While reading the introduction to this paper by Curtis McMullen, I came to the following (bold added):
In this paper we show that every bifurcation set contains a copy of the boundary of the Mandelbrot set or its degree $d$ generalization. The Mandelbrot sets $M_d$ are thus universal; they are initial objects in the category of bifurcations, providing a lower bound on the complexity of $B(f)$ for all families $f_t$.
(Here $f_t$ is a family of rational functions mapping $P^1$ to itself and depending holomorphically on a parameter $t$ ranging over some complex manifold, and the bifurcation set (or locus) $B(f)$ is the set of $t$ at which the dynamics of $f_t$ undergo a discontinuous change. For a positive integer $d\geq 2$, $M_d$ is the set of $t$ for which the function $z\mapsto z^d+t$ has a connected Julia set, and $\partial M_d$, the boundary of $M_d$, is the bifurcation locus for the family $\{z\mapsto z^d+t\}_t$.)

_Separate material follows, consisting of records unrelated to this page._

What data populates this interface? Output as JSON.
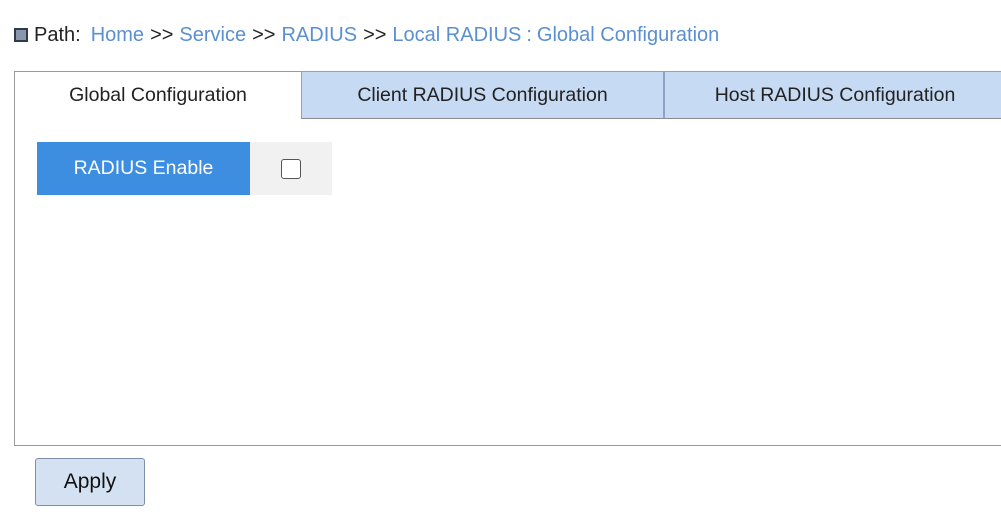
{
  "breadcrumb": {
    "label": "Path:",
    "items": [
      "Home",
      "Service",
      "RADIUS",
      "Local RADIUS",
      "Global Configuration"
    ],
    "separator": ">>",
    "final_separator": ":",
    "link_color": "#5a8fd1"
  },
  "tabs": [
    {
      "label": "Global Configuration",
      "active": true
    },
    {
      "label": "Client RADIUS Configuration",
      "active": false
    },
    {
      "label": "Host RADIUS Configuration",
      "active": false
    }
  ],
  "form": {
    "radius_enable": {
      "label": "RADIUS Enable",
      "checked": false,
      "label_color": "#3d8ee0"
    }
  },
  "actions": {
    "apply_label": "Apply"
  }
}
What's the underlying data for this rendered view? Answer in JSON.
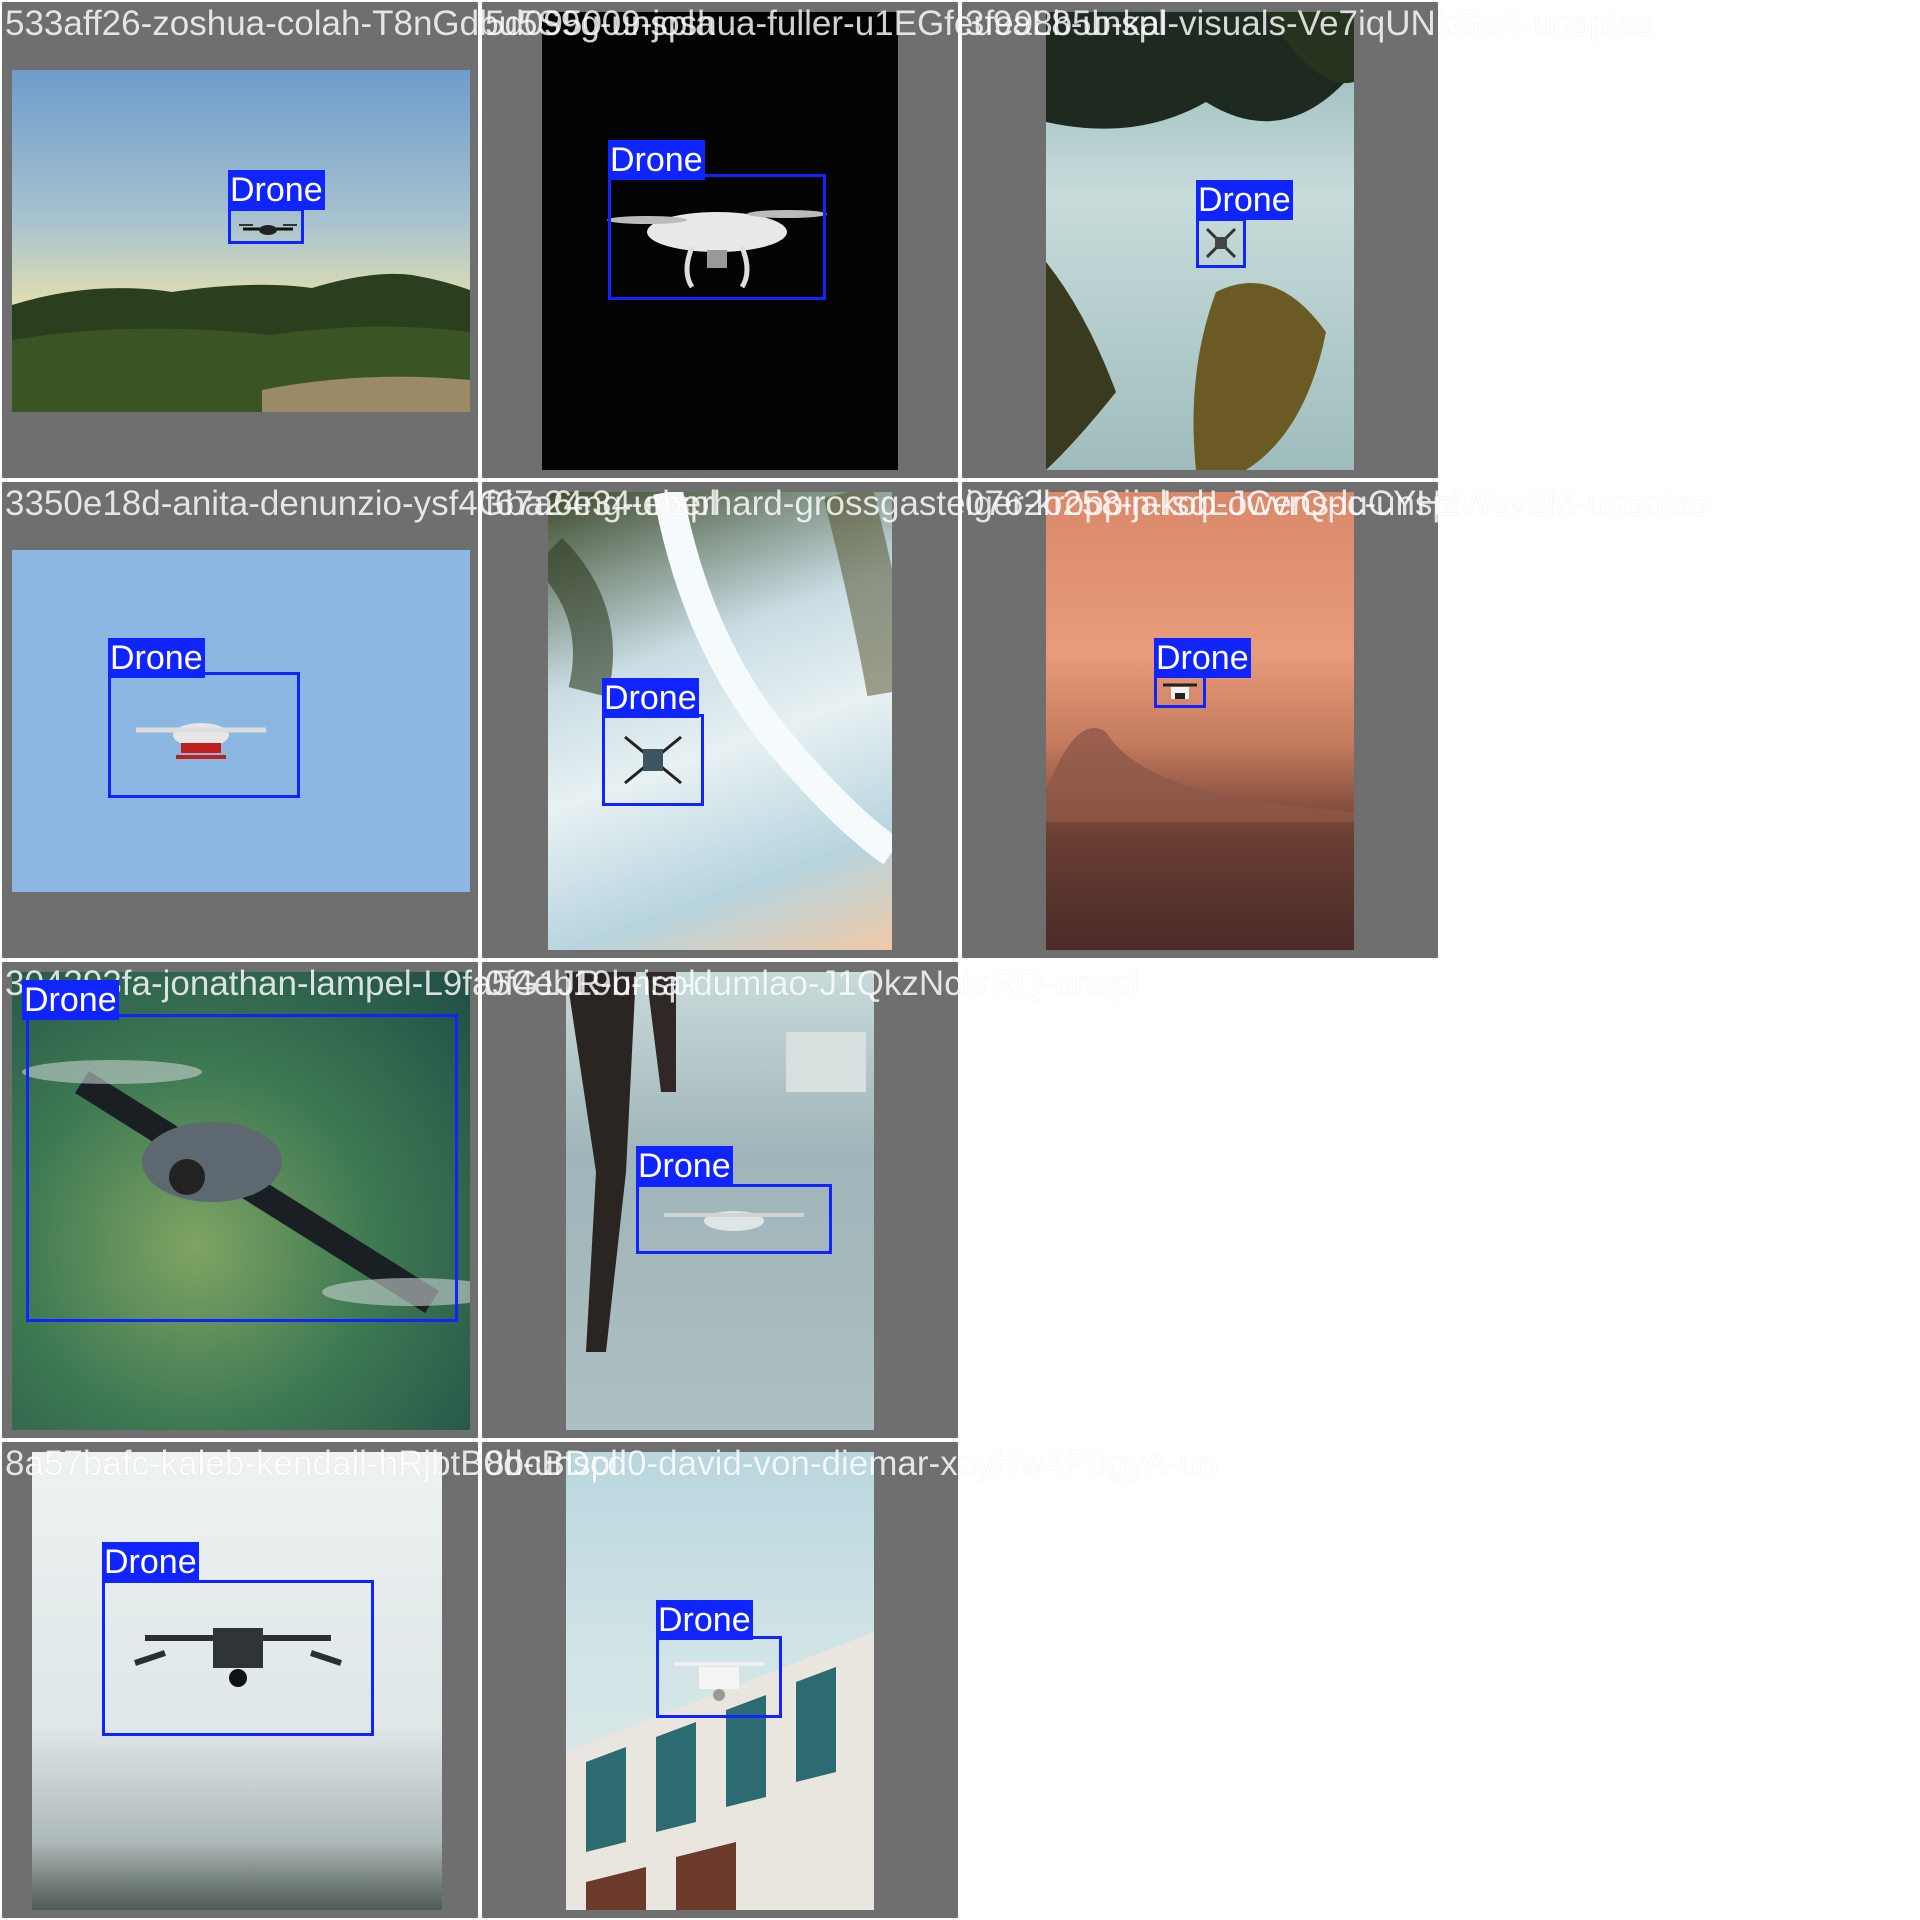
{
  "colors": {
    "tile_bg": "#6f6f6f",
    "box": "#1024ff",
    "label_text": "#ffffff"
  },
  "tiles": [
    {
      "filename": "533aff26-zoshua-colah-T8nGdbu5S9g-unspla",
      "label": "Drone"
    },
    {
      "filename": "5d095009-joshua-fuller-u1EGfeu9aL8-unspl",
      "label": "Drone"
    },
    {
      "filename": "3fe98b5b-kal-visuals-Ve7iqUNkGsA-unsplas",
      "label": "Drone"
    },
    {
      "filename": "3350e18d-anita-denunzio-ysf4Gba24ng-unspl",
      "label": "Drone"
    },
    {
      "filename": "f67a6e34-eberhard-grossgasteiger-kroppin-IsqLJCvrQpc-unspl",
      "label": "Drone"
    },
    {
      "filename": "0762b258-jakob-owens-luCYHzWsv2M-unsplas",
      "label": "Drone"
    },
    {
      "filename": "304393fa-jonathan-lampel-L9fa5G1JR-unspl",
      "label": "Drone"
    },
    {
      "filename": "0f4eb19b-ira-dumlao-J1QkzNckrRQ-unspl",
      "label": "Drone"
    },
    {
      "filename": "8a57bafc-kaleb-kendall-hRjbtB0d-unspl",
      "label": "Drone"
    },
    {
      "filename": "8bcBDcd0-david-von-diemar-xoyHw4P0gyA-un",
      "label": "Drone"
    }
  ]
}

Even without knowing exactly what the "category of bifurcations" is, I can see an analogy between the claim about Mandelbrot sets and the concept of initial objects, but presumably something more definite is intended. My question is thus how to interpret the second sentence quoted from McMullen's paper, or more simply: what is the "category of bifurcations"?